Воспитываясь в консервативной протестантской семье, он с юности погрузился в изучение богословия и философии, избрав своим поприщем церковное служение. Стал пастором, служил в деревенских приходах. Женился на глубоко верующей женщине, стал отцом пятерых детей. Очень много писал на церковные, философские, литературные темы. Боролся с растущим безверием и нигилизмом XX в. Стал широко известен в Голландии как писатель и проповедник.    

Необычными и, казалось бы, несочетаемыми для традиционного протестантского пастора были только два аспекта его религиозной жизни: особая увлеченность социализмом и интерес к Ветхому Завету. Его так и называли: Красный Пастор. Идеи социализма, с его заботой о бедных, обличением богатых, хорошо ложились у Мискотте на евангельские заповеди.

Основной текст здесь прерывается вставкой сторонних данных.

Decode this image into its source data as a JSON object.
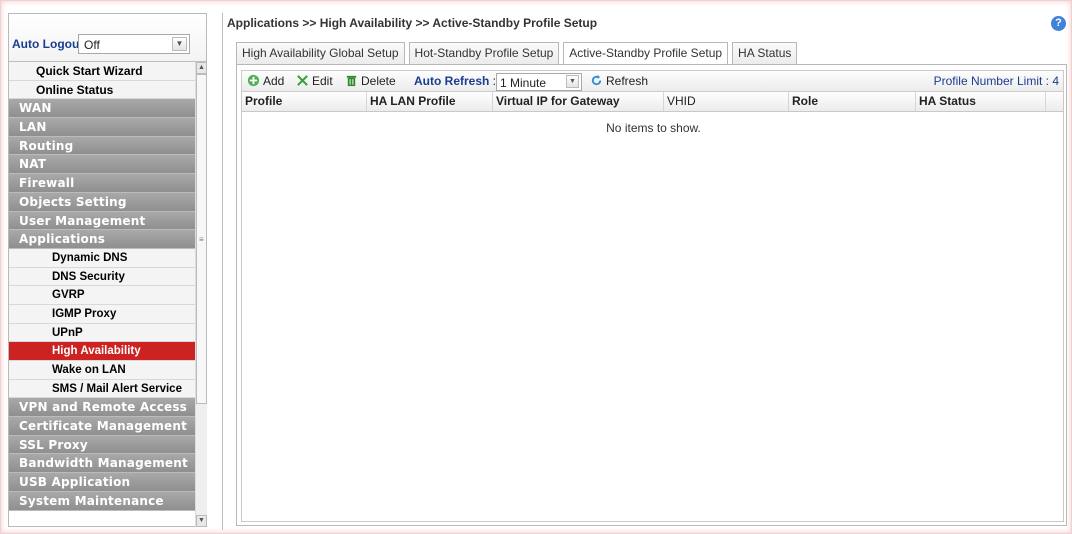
{
  "sidebar": {
    "auto_logout_label": "Auto Logout :",
    "auto_logout_value": "Off",
    "items": [
      {
        "label": "Quick Start Wizard",
        "kind": "light"
      },
      {
        "label": "Online Status",
        "kind": "light"
      },
      {
        "label": "WAN",
        "kind": "cat"
      },
      {
        "label": "LAN",
        "kind": "cat"
      },
      {
        "label": "Routing",
        "kind": "cat"
      },
      {
        "label": "NAT",
        "kind": "cat"
      },
      {
        "label": "Firewall",
        "kind": "cat"
      },
      {
        "label": "Objects Setting",
        "kind": "cat"
      },
      {
        "label": "User Management",
        "kind": "cat"
      },
      {
        "label": "Applications",
        "kind": "cat"
      },
      {
        "label": "Dynamic DNS",
        "kind": "sub"
      },
      {
        "label": "DNS Security",
        "kind": "sub"
      },
      {
        "label": "GVRP",
        "kind": "sub"
      },
      {
        "label": "IGMP Proxy",
        "kind": "sub"
      },
      {
        "label": "UPnP",
        "kind": "sub"
      },
      {
        "label": "High Availability",
        "kind": "sub",
        "active": true
      },
      {
        "label": "Wake on LAN",
        "kind": "sub"
      },
      {
        "label": "SMS / Mail Alert Service",
        "kind": "sub"
      },
      {
        "label": "VPN and Remote Access",
        "kind": "cat"
      },
      {
        "label": "Certificate Management",
        "kind": "cat"
      },
      {
        "label": "SSL Proxy",
        "kind": "cat"
      },
      {
        "label": "Bandwidth Management",
        "kind": "cat"
      },
      {
        "label": "USB Application",
        "kind": "cat"
      },
      {
        "label": "System Maintenance",
        "kind": "cat"
      }
    ]
  },
  "main": {
    "breadcrumb": "Applications >> High Availability >> Active-Standby Profile Setup",
    "tabs": [
      {
        "label": "High Availability Global Setup"
      },
      {
        "label": "Hot-Standby Profile Setup"
      },
      {
        "label": "Active-Standby Profile Setup",
        "selected": true
      },
      {
        "label": "HA Status"
      }
    ],
    "toolbar": {
      "add": "Add",
      "edit": "Edit",
      "delete": "Delete",
      "auto_refresh": "Auto Refresh",
      "auto_refresh_value": "1 Minute",
      "refresh": "Refresh",
      "profile_limit": "Profile Number Limit : 4"
    },
    "columns": [
      "Profile",
      "HA LAN Profile",
      "Virtual IP for Gateway",
      "VHID",
      "Role",
      "HA Status"
    ],
    "empty_text": "No items to show."
  },
  "colors": {
    "active_item": "#cc2222",
    "category_bg": "#999999",
    "accent_text": "#1a3d8f"
  }
}
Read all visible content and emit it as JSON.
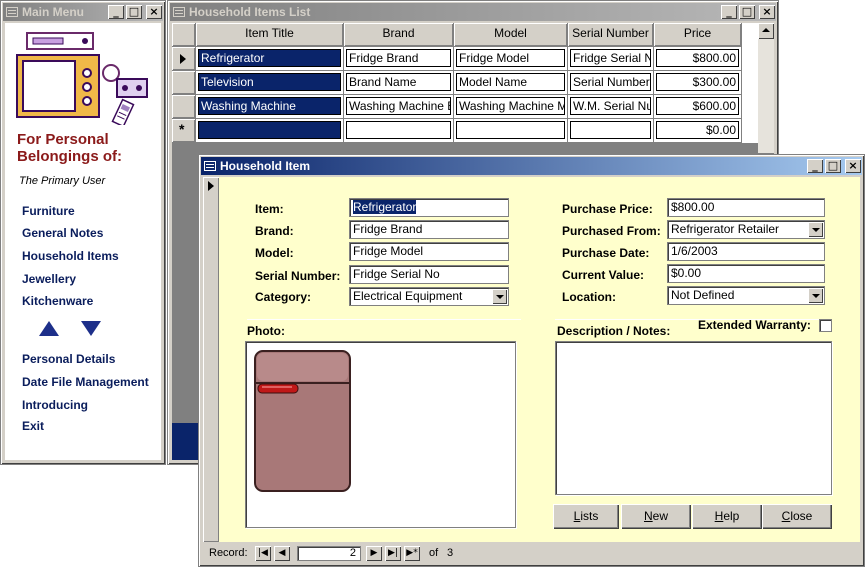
{
  "main_menu": {
    "window_title": "Main Menu",
    "heading": "For Personal Belongings of:",
    "owner": "The Primary User",
    "links": [
      "Furniture",
      "General Notes",
      "Household Items",
      "Jewellery",
      "Kitchenware"
    ],
    "links2": [
      "Personal Details",
      "Date File Management",
      "Introducing",
      "Exit"
    ]
  },
  "list_window": {
    "window_title": "Household Items List",
    "columns": [
      "Item Title",
      "Brand",
      "Model",
      "Serial Number",
      "Price"
    ],
    "rows": [
      [
        "Refrigerator",
        "Fridge Brand",
        "Fridge Model",
        "Fridge Serial No",
        "$800.00"
      ],
      [
        "Television",
        "Brand Name",
        "Model Name",
        "Serial Number",
        "$300.00"
      ],
      [
        "Washing Machine",
        "Washing Machine Bra",
        "Washing Machine Mod",
        "W.M. Serial Numl",
        "$600.00"
      ]
    ],
    "new_row_price": "$0.00"
  },
  "item_form": {
    "window_title": "Household Item",
    "labels": {
      "item": "Item:",
      "brand": "Brand:",
      "model": "Model:",
      "serial": "Serial Number:",
      "category": "Category:",
      "price": "Purchase Price:",
      "from": "Purchased From:",
      "date": "Purchase Date:",
      "value": "Current Value:",
      "location": "Location:",
      "photo": "Photo:",
      "notes": "Description / Notes:",
      "warranty": "Extended Warranty:"
    },
    "values": {
      "item": "Refrigerator",
      "brand": "Fridge Brand",
      "model": "Fridge Model",
      "serial": "Fridge Serial No",
      "category": "Electrical Equipment",
      "price": "$800.00",
      "from": "Refrigerator Retailer",
      "date": "1/6/2003",
      "value": "$0.00",
      "location": "Not Defined"
    },
    "buttons": {
      "lists_u": "L",
      "lists_rest": "ists",
      "new_u": "N",
      "new_rest": "ew",
      "help_u": "H",
      "help_rest": "elp",
      "close_u": "C",
      "close_rest": "lose"
    },
    "nav": {
      "record_label": "Record:",
      "current": "2",
      "of_label": "of",
      "total": "3"
    }
  },
  "icons": [
    "window-icon",
    "minimize-icon",
    "maximize-icon",
    "close-icon",
    "up-arrow-icon",
    "down-arrow-icon",
    "record-pointer-icon",
    "new-record-icon",
    "first-record-icon",
    "prev-record-icon",
    "next-record-icon",
    "last-record-icon",
    "new-record-nav-icon",
    "dropdown-arrow-icon",
    "scroll-up-icon"
  ],
  "colors": {
    "active_title": "#0a246a",
    "form_bg": "#ffffcc",
    "menu_heading": "#8b1a1a",
    "menu_link": "#0a1d5c",
    "selected_cell": "#0a246a"
  }
}
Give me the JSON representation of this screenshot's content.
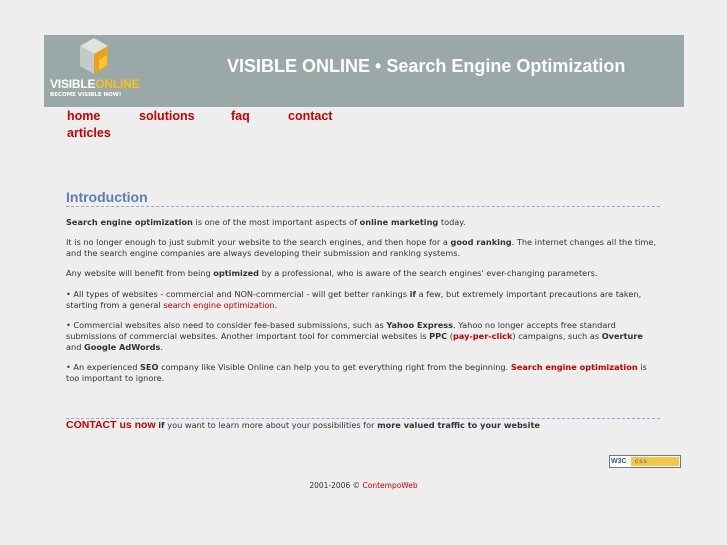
{
  "header": {
    "logo_name_part1": "VISIBLE",
    "logo_name_part2": "ONLINE",
    "logo_tagline": "BECOME VISIBLE NOW!",
    "site_title": "VISIBLE ONLINE • Search Engine Optimization"
  },
  "nav": {
    "items": [
      "home",
      "solutions",
      "faq",
      "contact",
      "articles"
    ]
  },
  "content": {
    "heading": "Introduction",
    "p1": {
      "a": "Search engine optimization",
      "b": " is one of the most important aspects of ",
      "c": "online marketing",
      "d": " today."
    },
    "p2": {
      "a": "It is no longer enough to just submit your website to the search engines, and then hope for a ",
      "b": "good ranking",
      "c": ". The internet changes all the time, and the search engine companies are always developing their submission and ranking systems."
    },
    "p3": {
      "a": "Any website will benefit from being ",
      "b": "optimized",
      "c": " by a professional, who is aware of the search engines' ever-changing parameters."
    },
    "p4": {
      "a": "• All types of websites - commercial and NON-commercial - will get better rankings ",
      "b": "if",
      "c": " a few, but extremely important precautions are taken, starting from a general ",
      "link": "search engine optimization",
      "d": "."
    },
    "p5": {
      "a": "• Commercial websites also need to consider fee-based submissions, such as ",
      "b": "Yahoo Express",
      "c": ". Yahoo no longer accepts free standard submissions of commercial websites. Another important tool for commercial websites is ",
      "d": "PPC",
      "e": " (",
      "link": "pay-per-click",
      "f": ") campaigns, such as ",
      "g": "Overture",
      "h": " and ",
      "i": "Google AdWords",
      "j": "."
    },
    "p6": {
      "a": "• An experienced ",
      "b": "SEO",
      "c": " company like Visible Online can help you to get everything right from the beginning. ",
      "link": "Search engine optimization",
      "d": " is too important to ignore."
    },
    "cta": {
      "link": "CONTACT us now",
      "a": " ",
      "b": "if",
      "c": " you want to learn more about your possibilities for ",
      "d": "more valued traffic to your website"
    }
  },
  "badge": {
    "w3c": "W3C",
    "css": "css"
  },
  "footer": {
    "text": "2001-2006 © ",
    "link": "ContempoWeb"
  },
  "colors": {
    "header_bg": "#9aa9a8",
    "page_bg": "#eeeeee",
    "link_red": "#c80000",
    "heading_blue": "#5b80b4",
    "logo_accent": "#f3c11a"
  }
}
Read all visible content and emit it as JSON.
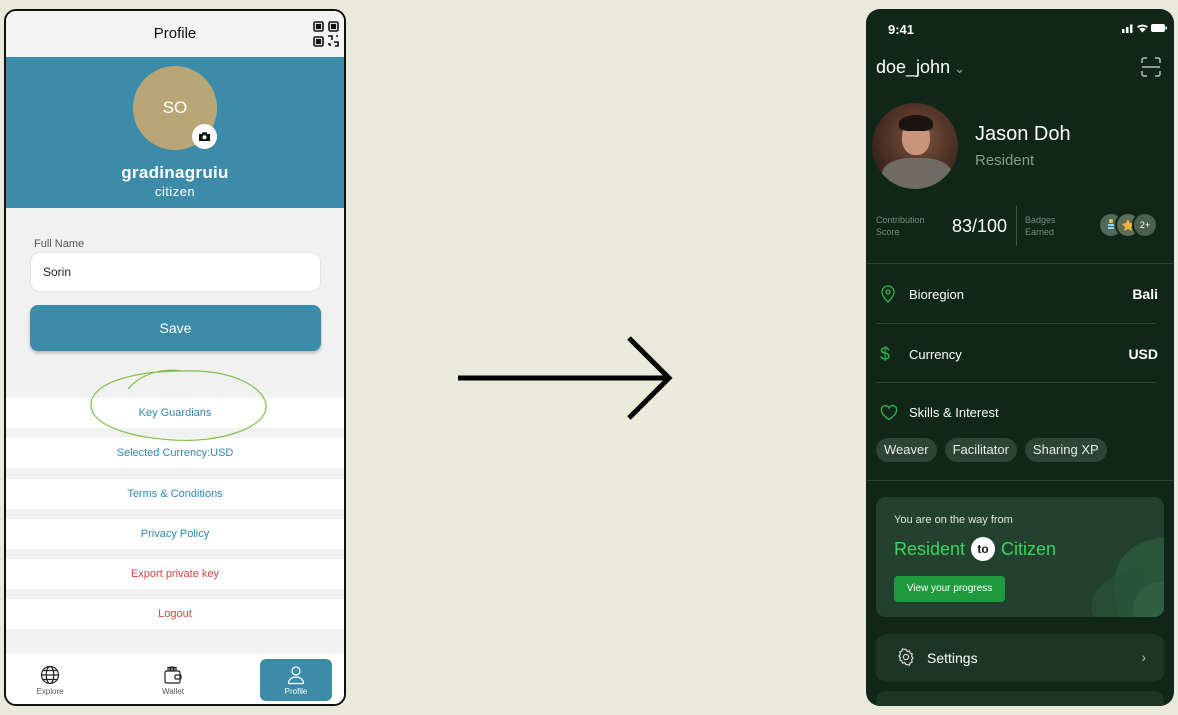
{
  "left": {
    "header": {
      "title": "Profile",
      "qr_icon": "qr-code-icon"
    },
    "profile": {
      "initials": "SO",
      "username": "gradinagruiu",
      "role": "citizen",
      "camera_icon": "camera-icon"
    },
    "form": {
      "full_name_label": "Full Name",
      "full_name_value": "Sorin",
      "save_label": "Save"
    },
    "links": [
      {
        "label": "Key Guardians"
      },
      {
        "label": "Selected Currency:USD"
      },
      {
        "label": "Terms & Conditions"
      },
      {
        "label": "Privacy Policy"
      },
      {
        "label": "Export private key"
      },
      {
        "label": "Logout"
      }
    ],
    "nav": [
      {
        "label": "Explore",
        "icon": "globe-icon"
      },
      {
        "label": "Wallet",
        "icon": "wallet-icon"
      },
      {
        "label": "Profile",
        "icon": "user-icon"
      }
    ],
    "colors": {
      "primary": "#3b8ba9",
      "avatar": "#b9a676",
      "link": "#2f88b3",
      "danger": "#d64545",
      "annotation": "#7ec04b"
    }
  },
  "right": {
    "status": {
      "time": "9:41"
    },
    "header": {
      "username": "doe_john",
      "scan_icon": "scan-icon"
    },
    "profile": {
      "name": "Jason Doh",
      "role": "Resident"
    },
    "stats": {
      "contribution_label_1": "Contribution",
      "contribution_label_2": "Score",
      "score": "83/100",
      "badges_label_1": "Badges",
      "badges_label_2": "Earned",
      "badges_more": "2+"
    },
    "rows": {
      "bioregion": {
        "label": "Bioregion",
        "value": "Bali",
        "icon": "location-pin-icon"
      },
      "currency": {
        "label": "Currency",
        "value": "USD",
        "icon": "dollar-icon"
      },
      "skills": {
        "label": "Skills & Interest",
        "icon": "heart-icon"
      }
    },
    "chips": [
      "Weaver",
      "Facilitator",
      "Sharing XP"
    ],
    "journey": {
      "intro": "You are on the way from",
      "from": "Resident",
      "to_word": "to",
      "to": "Citizen",
      "button": "View your progress"
    },
    "settings": {
      "label": "Settings",
      "icon": "gear-icon"
    },
    "colors": {
      "background": "#0f2618",
      "accent": "#3ed45e",
      "button": "#1f9b3e"
    }
  }
}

Такое встречалось нечасто. Но столь же нечастым был особый интерес к еврейской религии и еврейской философии новейшего времени, которые он глубоко изучил. Иудаизму была посвящена его докторская диссертация 1932 г. под названием «Суть еврейской религии». Знатоков иудаизма среди христианских ученых в первой половине XX в. было немало, но Мискотте был одним из тех редчайших представителей тогдашнего христианства, который признавал абсолютную самоценность Торы и отвергал христианское миссионерство по отношению к евреям.

Не удивительно, что с самого начала 1930-х гг. он, с его социалистическими и проеврейскими взглядами, был убежденным противником нацизма, писал теоретические работы, где противопоставлял свет Торы тьме арийских мифов, критиковал нацистскую идеологию как языческую и неприемлемую для христианина.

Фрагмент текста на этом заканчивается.